1. A Connecticut Yankee in Lincoln's Cabinet: Navy Secretary Gideon Welles Chronicles the Civil War edited by J. Ronald Spencer (Acorn Club - Wesleyan UP, 2014).
This book consists of Spencer's selections of 250 diary excerpts from the war years, organized into ten chapters by theme. The editor contributes general and chapter introductions, footnotes, pieces of transitional narrative, and the afterword. Those wanting the full diary should grab a copy of the Gienapp edition.
2. A Gunner in Lee's Army: The Civil War Letters of Thomas Henry Carter edited by Graham T. Dozier (UNC Pr, 2014).
Rising from battery to battalion commander, Carter was one of the stars of the ANV artillery service. Drawn from his extensive military experiences, the writings collected in the book (in the form of 100 letters home to his wife) serve as important primary source material. Keen commentary on high ranking ANV officers, campaigns fought, and home front issues are cited as key strengths of the letters.

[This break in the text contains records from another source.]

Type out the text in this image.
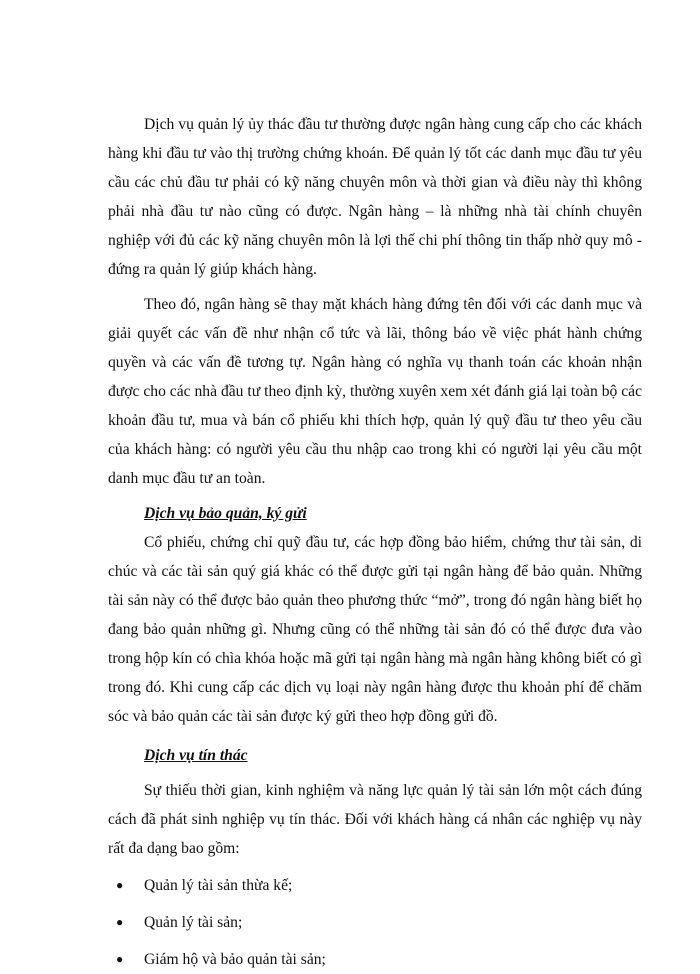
Dịch vụ quản lý ủy thác đầu tư thường được ngân hàng cung cấp cho các khách hàng khi đầu tư vào thị trường chứng khoán. Để quản lý tốt các danh mục đầu tư yêu cầu các chủ đầu tư phải có kỹ năng chuyên môn và thời gian và điều này thì không phải nhà đầu tư nào cũng có được. Ngân hàng – là những nhà tài chính chuyên nghiệp với đủ các kỹ năng chuyên môn là lợi thế chi phí thông tin thấp nhờ quy mô - đứng ra quản lý giúp khách hàng.

Theo đó, ngân hàng sẽ thay mặt khách hàng đứng tên đối với các danh mục và giải quyết các vấn đề như nhận cổ tức và lãi, thông báo về việc phát hành chứng quyền và các vấn đề tương tự. Ngân hàng có nghĩa vụ thanh toán các khoản nhận được cho các nhà đầu tư theo định kỳ, thường xuyên xem xét đánh giá lại toàn bộ các khoản đầu tư, mua và bán cổ phiếu khi thích hợp, quản lý quỹ đầu tư theo yêu cầu của khách hàng: có người yêu cầu thu nhập cao trong khi có người lại yêu cầu một danh mục đầu tư an toàn.

Dịch vụ bảo quản, ký gửi

Cổ phiếu, chứng chỉ quỹ đầu tư, các hợp đồng bảo hiểm, chứng thư tài sản, di chúc và các tài sản quý giá khác có thể được gửi tại ngân hàng để bảo quản. Những tài sản này có thể được bảo quản theo phương thức “mở”, trong đó ngân hàng biết họ đang bảo quản những gì. Nhưng cũng có thể những tài sản đó có thể được đưa vào trong hộp kín có chìa khóa hoặc mã gửi tại ngân hàng mà ngân hàng không biết có gì trong đó. Khi cung cấp các dịch vụ loại này ngân hàng được thu khoản phí để chăm sóc và bảo quản các tài sản được ký gửi theo hợp đồng gửi đồ.

Dịch vụ tín thác

Sự thiếu thời gian, kinh nghiệm và năng lực quản lý tài sản lớn một cách đúng cách đã phát sinh nghiệp vụ tín thác. Đối với khách hàng cá nhân các nghiệp vụ này rất đa dạng bao gồm:

● Quản lý tài sản thừa kế;
● Quản lý tài sản;
● Giám hộ và bảo quản tài sản;
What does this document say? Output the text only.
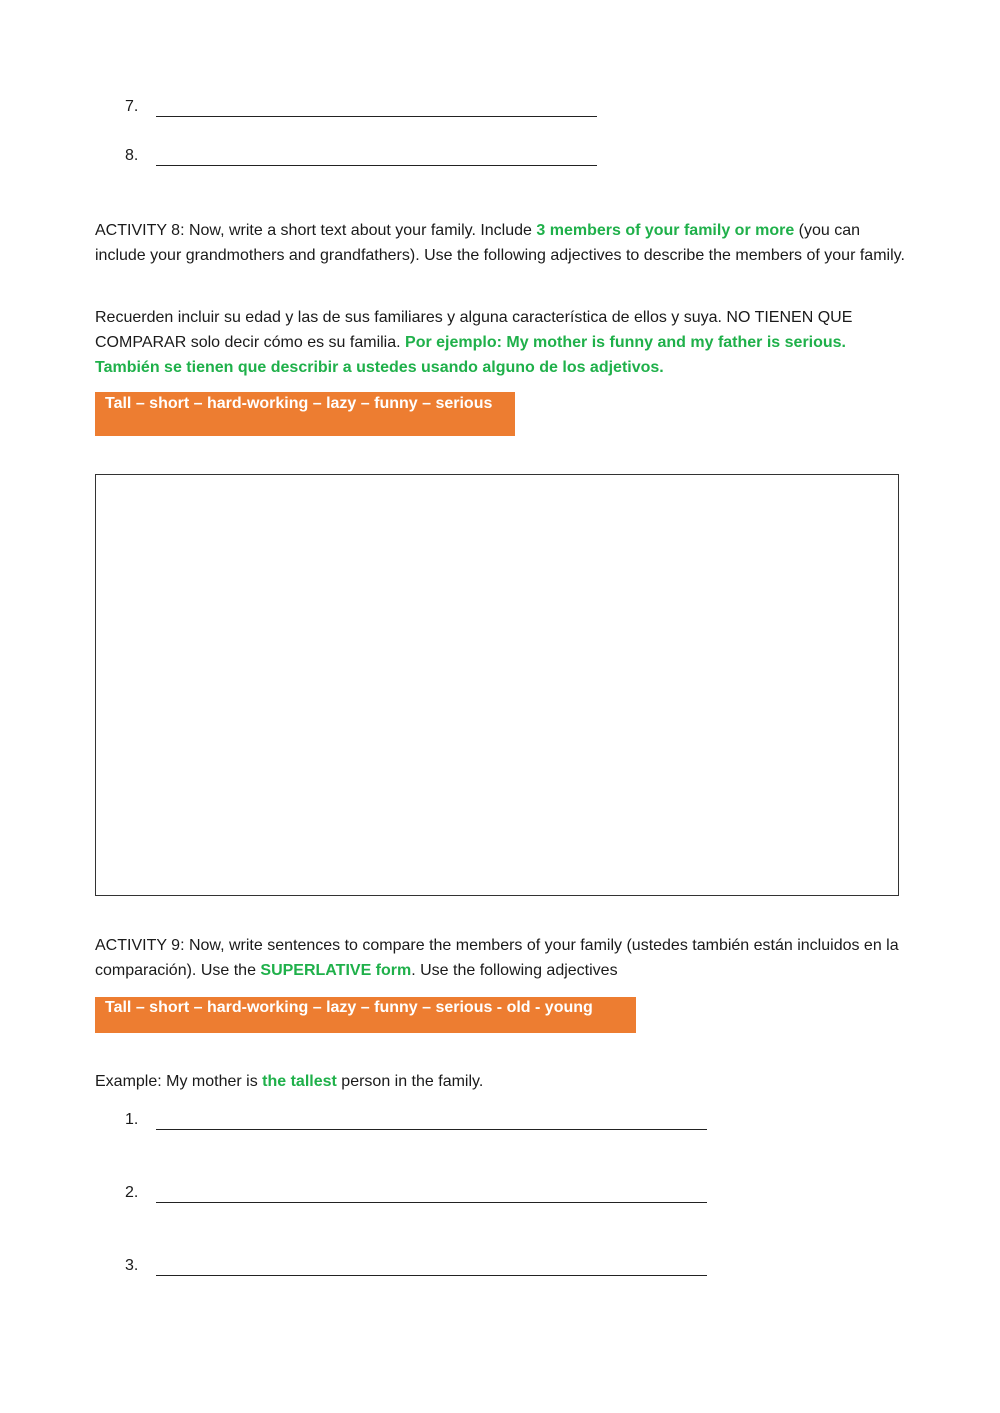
7.
8.
ACTIVITY 8: Now, write a short text about your family. Include 3 members of your family or more (you can include your grandmothers and grandfathers). Use the following adjectives to describe the members of your family.
Recuerden incluir su edad y las de sus familiares y alguna característica de ellos y suya. NO TIENEN QUE COMPARAR solo decir cómo es su familia. Por ejemplo: My mother is funny and my father is serious. También se tienen que describir a ustedes usando alguno de los adjetivos.
Tall – short – hard-working – lazy – funny – serious
ACTIVITY 9: Now, write sentences to compare the members of your family (ustedes también están incluidos en la comparación). Use the SUPERLATIVE form. Use the following adjectives
Tall – short – hard-working – lazy – funny – serious - old - young
Example: My mother is the tallest person in the family.
1.
2.
3.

3. The Coal River Valley in the Civil War: West Virginia Mountains, 1861 by Michael B. Graham (The Hist Pr, 2014).
Students of the 1861 campaigns in western Virginia should be excited about this promising looking study, which covers a number of obscure clashes (e.g. Boone Court House, Coal River, Pond Fork, and Kanawha Gap) fought along the economically important Coal River watershed. I was pleased to find that the author commissioned some really nice maps, as well.